Tune per-domain weight and cap; bind vCPUs to pCPUs with affinity; isolate domains into cpupools each with its own scheduler.

xl sched-credit2 -d D -w 512
Set scheduling weight for a domain.
xl vcpu-pin D vcpu pcpu
Hard-pin a vCPU to a physical CPU.
xl cpupool-create
Carve CPUs into an isolated pool with its own scheduler.
xl vcpu-list
Show vCPU→pCPU placement and affinity masks.
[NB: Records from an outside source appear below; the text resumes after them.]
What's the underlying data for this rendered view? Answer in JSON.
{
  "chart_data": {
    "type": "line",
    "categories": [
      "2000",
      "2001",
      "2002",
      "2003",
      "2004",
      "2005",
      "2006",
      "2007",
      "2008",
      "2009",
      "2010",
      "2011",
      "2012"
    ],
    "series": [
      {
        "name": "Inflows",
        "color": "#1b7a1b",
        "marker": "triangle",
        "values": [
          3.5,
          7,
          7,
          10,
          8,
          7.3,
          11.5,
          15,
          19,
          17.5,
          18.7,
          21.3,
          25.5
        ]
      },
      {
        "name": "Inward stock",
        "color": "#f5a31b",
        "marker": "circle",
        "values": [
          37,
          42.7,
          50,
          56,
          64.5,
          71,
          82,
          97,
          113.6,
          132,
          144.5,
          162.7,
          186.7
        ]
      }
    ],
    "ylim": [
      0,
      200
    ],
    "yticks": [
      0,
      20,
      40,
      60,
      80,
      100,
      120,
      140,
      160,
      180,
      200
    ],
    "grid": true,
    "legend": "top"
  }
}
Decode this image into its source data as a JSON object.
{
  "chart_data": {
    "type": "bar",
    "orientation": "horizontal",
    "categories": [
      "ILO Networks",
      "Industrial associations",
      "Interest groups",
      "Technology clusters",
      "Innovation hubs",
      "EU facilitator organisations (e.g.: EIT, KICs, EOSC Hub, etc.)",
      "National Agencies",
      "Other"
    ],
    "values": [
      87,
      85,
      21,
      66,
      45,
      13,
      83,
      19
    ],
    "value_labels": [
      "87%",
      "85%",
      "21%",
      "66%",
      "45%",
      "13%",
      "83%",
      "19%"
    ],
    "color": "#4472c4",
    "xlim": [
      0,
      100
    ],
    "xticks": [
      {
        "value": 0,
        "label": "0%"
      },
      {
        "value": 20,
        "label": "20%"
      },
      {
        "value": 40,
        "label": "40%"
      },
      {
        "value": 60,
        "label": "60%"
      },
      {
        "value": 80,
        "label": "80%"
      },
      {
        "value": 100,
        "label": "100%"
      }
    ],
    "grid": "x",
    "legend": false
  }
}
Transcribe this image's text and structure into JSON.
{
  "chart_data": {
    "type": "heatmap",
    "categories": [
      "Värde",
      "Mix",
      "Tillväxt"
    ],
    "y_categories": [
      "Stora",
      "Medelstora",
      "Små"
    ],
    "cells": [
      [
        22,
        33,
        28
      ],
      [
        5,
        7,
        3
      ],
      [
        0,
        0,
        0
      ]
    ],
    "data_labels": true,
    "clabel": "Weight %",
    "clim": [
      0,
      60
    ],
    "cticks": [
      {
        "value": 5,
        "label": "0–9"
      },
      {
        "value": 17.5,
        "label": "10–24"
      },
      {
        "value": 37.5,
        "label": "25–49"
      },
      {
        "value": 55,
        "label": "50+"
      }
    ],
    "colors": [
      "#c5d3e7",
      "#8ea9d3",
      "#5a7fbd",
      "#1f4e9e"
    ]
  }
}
Memory: Translation & Ballooning

P2M / M2P tables
Map guest pseudo-physical frames to machine frames and back; HVM/PVH use hardware EPT/NPT for this.
balloon driver
In-guest driver returns/claims pages so the host can overcommit between maxmem and current target.
xl mem-set D 2048
Drive the balloon to resize a guest's live allocation.
tmem / claims
Transcendent memory and claim API reduce racey allocation failures under overcommit.
xl mem-max D 4096
Set the ceiling the balloon may inflate up to.
NUMA affinity
Xen places domain memory on the node matching its vCPU affinity to avoid cross-node penalties.
Warning Ballooning below the guest's working set triggers swapping inside the guest, not graceful shrink; never set the target under what the workload actually touches.

Split I/O: Grants, Event Channels, XenStore

Virtual devices are a frontend/backend pair connected through three primitives that together replace emulated hardware.

Grant references

A guest authorizes a specific backend to map or copy specific pages, enabling zero-copy I/O without exposing its whole address space.

Event channels

Lightweight virtual interrupts/IPIs that signal "ring has data" between front and back ends and deliver timer/IPI notifications.

vif / netfront ↔ netback
Networking split driver; ring buffers in granted pages carry packets.
vbd / blkfront ↔ blkback
Block storage split driver using indirect grant descriptors.
xenstore-ls /local/domain/N
Inspect a domain's device tree and negotiated state.
xenstore-read path
Read a key; backends/frontends rendezvous via the XenBus state machine here.
Note XenStore is a small transactional key/value tree for configuration and connection setup — not a data path. Bulk I/O always flows through grant-mapped rings.